The bubble is wonderful, it’s a place where children are respected, curriculum is built around the children and educators interests and families are welcomed in as equal partners in learning. In the bubble you never see product oriented art, children don’t stand in lines, children aren’t shushed for speaking, expected to sit quietly or told that they can’t go to the bathroom. In this bubble we spend our days being inspired by the children, educators and families we work with. The Bubble.is.a.great.place!
I lived in the bubble for years. I was happy in the bubble.

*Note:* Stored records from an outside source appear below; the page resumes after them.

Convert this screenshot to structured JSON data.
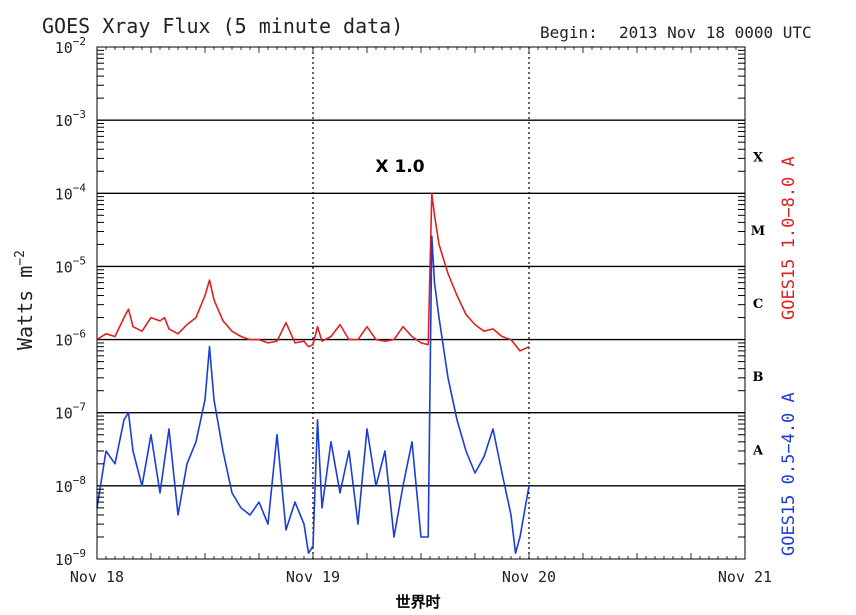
{
  "chart_data": {
    "type": "line",
    "title": "GOES Xray Flux (5 minute data)",
    "begin_label": "Begin:",
    "begin_value": "2013 Nov 18 0000 UTC",
    "ylabel": "Watts m",
    "ylabel_exp": "−2",
    "xlabel": "世界时",
    "annotation": "X 1.0",
    "y_scale": "log",
    "ylim": [
      1e-09,
      0.01
    ],
    "xlim": [
      0,
      72
    ],
    "x_unit": "hours since 2013 Nov 18 0000 UTC",
    "grid": true,
    "y_ticks": [
      {
        "base": "10",
        "exp": "−9",
        "value": 1e-09
      },
      {
        "base": "10",
        "exp": "−8",
        "value": 1e-08
      },
      {
        "base": "10",
        "exp": "−7",
        "value": 1e-07
      },
      {
        "base": "10",
        "exp": "−6",
        "value": 1e-06
      },
      {
        "base": "10",
        "exp": "−5",
        "value": 1e-05
      },
      {
        "base": "10",
        "exp": "−4",
        "value": 0.0001
      },
      {
        "base": "10",
        "exp": "−3",
        "value": 0.001
      },
      {
        "base": "10",
        "exp": "−2",
        "value": 0.01
      }
    ],
    "x_ticks": [
      {
        "label": "Nov 18",
        "value": 0
      },
      {
        "label": "Nov 19",
        "value": 24
      },
      {
        "label": "Nov 20",
        "value": 48
      },
      {
        "label": "Nov 21",
        "value": 72
      }
    ],
    "class_labels": [
      {
        "label": "X",
        "value": 0.000316
      },
      {
        "label": "M",
        "value": 3.16e-05
      },
      {
        "label": "C",
        "value": 3.16e-06
      },
      {
        "label": "B",
        "value": 3.16e-07
      },
      {
        "label": "A",
        "value": 3.16e-08
      }
    ],
    "series": [
      {
        "name": "GOES15 1.0−8.0 A",
        "color": "#e02020",
        "x": [
          0,
          1,
          2,
          3,
          3.5,
          4,
          5,
          6,
          7,
          7.5,
          8,
          9,
          10,
          11,
          12,
          12.5,
          13,
          14,
          15,
          16,
          17,
          18,
          19,
          20,
          21,
          22,
          23,
          23.5,
          24,
          24.5,
          25,
          26,
          27,
          28,
          29,
          30,
          31,
          32,
          33,
          34,
          35,
          36,
          36.8,
          37.2,
          37.5,
          38,
          39,
          40,
          41,
          42,
          43,
          44,
          45,
          46,
          47,
          48
        ],
        "y": [
          1e-06,
          1.2e-06,
          1.1e-06,
          2e-06,
          2.6e-06,
          1.5e-06,
          1.3e-06,
          2e-06,
          1.8e-06,
          2e-06,
          1.4e-06,
          1.2e-06,
          1.6e-06,
          2e-06,
          4e-06,
          6.5e-06,
          3.5e-06,
          1.8e-06,
          1.3e-06,
          1.1e-06,
          1e-06,
          1e-06,
          9e-07,
          9.5e-07,
          1.7e-06,
          9e-07,
          9.5e-07,
          8e-07,
          8.5e-07,
          1.5e-06,
          9.5e-07,
          1.1e-06,
          1.6e-06,
          1e-06,
          1e-06,
          1.5e-06,
          1e-06,
          9.5e-07,
          1e-06,
          1.5e-06,
          1.1e-06,
          9e-07,
          8.5e-07,
          0.0001,
          5e-05,
          2e-05,
          8e-06,
          4e-06,
          2.2e-06,
          1.6e-06,
          1.3e-06,
          1.4e-06,
          1.1e-06,
          1e-06,
          7e-07,
          8e-07
        ]
      },
      {
        "name": "GOES15 0.5−4.0 A",
        "color": "#1a3dd8",
        "x": [
          0,
          1,
          2,
          3,
          3.5,
          4,
          5,
          6,
          7,
          8,
          9,
          10,
          11,
          12,
          12.5,
          13,
          14,
          15,
          16,
          17,
          18,
          19,
          20,
          21,
          22,
          23,
          23.5,
          24,
          24.5,
          25,
          26,
          27,
          28,
          29,
          30,
          31,
          32,
          33,
          34,
          35,
          36,
          36.8,
          37.2,
          37.5,
          38,
          39,
          40,
          41,
          42,
          43,
          44,
          45,
          46,
          46.5,
          47,
          48
        ],
        "y": [
          5e-09,
          3e-08,
          2e-08,
          8e-08,
          1e-07,
          3e-08,
          1e-08,
          5e-08,
          8e-09,
          6e-08,
          4e-09,
          2e-08,
          4e-08,
          1.5e-07,
          8e-07,
          1.5e-07,
          3e-08,
          8e-09,
          5e-09,
          4e-09,
          6e-09,
          3e-09,
          5e-08,
          2.5e-09,
          6e-09,
          3e-09,
          1.2e-09,
          1.5e-09,
          8e-08,
          5e-09,
          4e-08,
          8e-09,
          3e-08,
          3e-09,
          6e-08,
          1e-08,
          3e-08,
          2e-09,
          1e-08,
          4e-08,
          2e-09,
          2e-09,
          2.6e-05,
          6e-06,
          2e-06,
          3e-07,
          8e-08,
          3e-08,
          1.5e-08,
          2.5e-08,
          6e-08,
          1.5e-08,
          4e-09,
          1.2e-09,
          2e-09,
          1e-08
        ]
      }
    ]
  }
}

Then I came out of the bubble. I saw educators doing product oriented art with infants and toddlers. I saw them using the hand over hand method to make sure the googly eyes went in the “right” spot. I saw children sitting in circles, crisscross applesauce, with their mouths closed listening to long winded circle times. I saw classroom spaces where the visual clutter was so overwhelming I wanted to run. I saw young children being described as having behaviour problems because they could not sit still for circle, did not want to do art and told the adults in their lives this very loudly and firmly. I wanted back in the bubble. I couldn’t go back into the bubble though, if this is what children, families and educators are being subjected to. I wanted to change this! Not wanted, needed to change this.
When I was first confronted with this outside the bubble practice, I realized the best way to affect change was to inspire, not to preach, not to judge but to share. Share ways in which my practice changed, to share the ups and downs of my pedagogy of listening and relationships, my stories of building curriculum around children’s interests, designing spaces that invited children, parents and educators to think together, spaces that created community and spaces of beauty deserving of children and their wonderful ideas.

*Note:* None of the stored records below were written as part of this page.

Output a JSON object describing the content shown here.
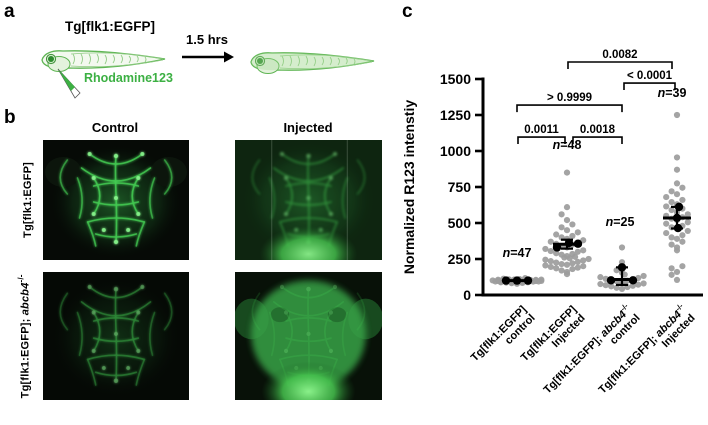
{
  "figure_labels": {
    "a": "a",
    "b": "b",
    "c": "c"
  },
  "panel_a": {
    "transgene_title": "Tg[flk1:EGFP]",
    "duration_label": "1.5 hrs",
    "injection_label": "Rhodamine123",
    "accent_green": "#3cb043"
  },
  "panel_b": {
    "column_headers": [
      "Control",
      "Injected"
    ],
    "row1_label": "Tg[flk1:EGFP]",
    "row2_label": {
      "base": "Tg[flk1:EGFP]; ",
      "gene": "abcb4",
      "sup": "-/-"
    }
  },
  "chart_data": {
    "type": "scatter",
    "title": "",
    "ylabel": "Normalized R123 intenstiy",
    "ylim": [
      0,
      1500
    ],
    "yticks": [
      0,
      250,
      500,
      750,
      1000,
      1250,
      1500
    ],
    "grid": false,
    "point_color": "#9c9c9c",
    "summary_color": "#000000",
    "groups": [
      {
        "n": 47,
        "n_label_y": 265,
        "mean": 100,
        "err_low": 94,
        "err_high": 106,
        "replicates": [
          {
            "dx": -11,
            "v": 100
          },
          {
            "dx": 0,
            "v": 100
          },
          {
            "dx": 11,
            "v": 100
          }
        ],
        "label_lines": [
          [
            {
              "text": "Tg[flk1:EGFP]"
            }
          ],
          [
            {
              "text": "control"
            }
          ]
        ],
        "points": [
          78,
          82,
          84,
          86,
          88,
          88,
          90,
          90,
          91,
          92,
          92,
          93,
          93,
          94,
          94,
          95,
          95,
          95,
          96,
          96,
          97,
          97,
          98,
          98,
          98,
          99,
          99,
          100,
          100,
          100,
          101,
          101,
          102,
          102,
          103,
          103,
          104,
          104,
          105,
          105,
          106,
          107,
          108,
          109,
          110,
          113,
          117
        ]
      },
      {
        "n": 48,
        "n_label_y": 1015,
        "mean": 352,
        "err_low": 322,
        "err_high": 384,
        "replicates": [
          {
            "dx": -10,
            "v": 330
          },
          {
            "dx": 2,
            "v": 362
          },
          {
            "dx": 11,
            "v": 356
          }
        ],
        "label_lines": [
          [
            {
              "text": "Tg[flk1:EGFP]"
            }
          ],
          [
            {
              "text": "Injected"
            }
          ]
        ],
        "points": [
          145,
          160,
          170,
          180,
          185,
          190,
          195,
          200,
          205,
          210,
          215,
          220,
          225,
          230,
          235,
          240,
          245,
          250,
          255,
          260,
          265,
          270,
          280,
          285,
          290,
          300,
          305,
          310,
          320,
          330,
          340,
          350,
          355,
          360,
          370,
          380,
          390,
          400,
          410,
          420,
          435,
          450,
          470,
          490,
          520,
          560,
          610,
          850
        ]
      },
      {
        "n": 25,
        "n_label_y": 480,
        "mean": 108,
        "err_low": 70,
        "err_high": 192,
        "replicates": [
          {
            "dx": 0,
            "v": 192
          },
          {
            "dx": -11,
            "v": 102
          },
          {
            "dx": 11,
            "v": 102
          }
        ],
        "label_lines": [
          [
            {
              "text": "Tg[flk1:EGFP]; "
            },
            {
              "text": "abcb4",
              "italic": true
            },
            {
              "text": "-/-",
              "sup": true
            }
          ],
          [
            {
              "text": "control"
            }
          ]
        ],
        "points": [
          42,
          50,
          55,
          60,
          64,
          68,
          72,
          76,
          80,
          84,
          88,
          92,
          96,
          100,
          104,
          108,
          112,
          118,
          124,
          132,
          142,
          155,
          172,
          228,
          330
        ]
      },
      {
        "n": 39,
        "n_label_y": 1375,
        "mean": 535,
        "err_low": 462,
        "err_high": 612,
        "replicates": [
          {
            "dx": 2,
            "v": 612
          },
          {
            "dx": 0,
            "v": 535
          },
          {
            "dx": 1,
            "v": 465
          }
        ],
        "label_lines": [
          [
            {
              "text": "Tg[flk1:EGFP]; "
            },
            {
              "text": "abcb4",
              "italic": true
            },
            {
              "text": "-/-",
              "sup": true
            }
          ],
          [
            {
              "text": "Injected"
            }
          ]
        ],
        "points": [
          105,
          140,
          160,
          185,
          200,
          310,
          330,
          350,
          370,
          390,
          400,
          415,
          430,
          445,
          460,
          470,
          480,
          495,
          505,
          520,
          530,
          540,
          550,
          560,
          575,
          590,
          600,
          615,
          630,
          645,
          660,
          680,
          700,
          720,
          745,
          775,
          870,
          955,
          1250
        ]
      }
    ],
    "comparisons": [
      {
        "from": 0,
        "to": 1,
        "p": "0.0011",
        "y": 1097,
        "x1_off": 1,
        "x2_off": -2
      },
      {
        "from": 1,
        "to": 2,
        "p": "0.0018",
        "y": 1097,
        "x1_off": 6,
        "x2_off": 0
      },
      {
        "from": 0,
        "to": 2,
        "p": "> 0.9999",
        "y": 1319,
        "x1_off": 0,
        "x2_off": 0
      },
      {
        "from": 2,
        "to": 3,
        "p": "< 0.0001",
        "y": 1472,
        "x1_off": 2,
        "x2_off": -2
      },
      {
        "from": 1,
        "to": 3,
        "p": "0.0082",
        "y": 1618,
        "x1_off": 1,
        "x2_off": -5
      }
    ]
  }
}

Living outside the bubble is hard. I can’t log onto Pinterest or Facebook without seeing questionable practice. Things that make me ask “Is this still a thing?” So today I find that I may need to get up on my soap box and preach.
“If you have to hold a child’s hand and move it for them please do not call the activity you are doing art! Call it what it is a Pinterest fail, a craptivity, a so called parent pleaser.”
“If you tell a child no when they ask to go to the bathroom, you are contributing to a larger problem. Although it may seem like a small thing. You are essentially telling a child they don’t know their own body and that its okay for someone else to call the shots on its functions. Do you see what I am getting at?”
”If you have so much stuff on your walls that you forget what colour your walls are, you may have a problem.”
Look I hate preaching but I am tired. I am tired of seeing children being disrespected and controlled. Compliance isn’t the goal. I am tired of seeing outdated practices being touted as good programming. It’s just not. I did my education twenty years ago and it wasn’t good practice then, it certainly isn’t good practice now. I understand the pressure, trust me I do but instead of giving into it we must advocate for the practice we were educated to deliver.
I am going back to my bubble now. I am tired.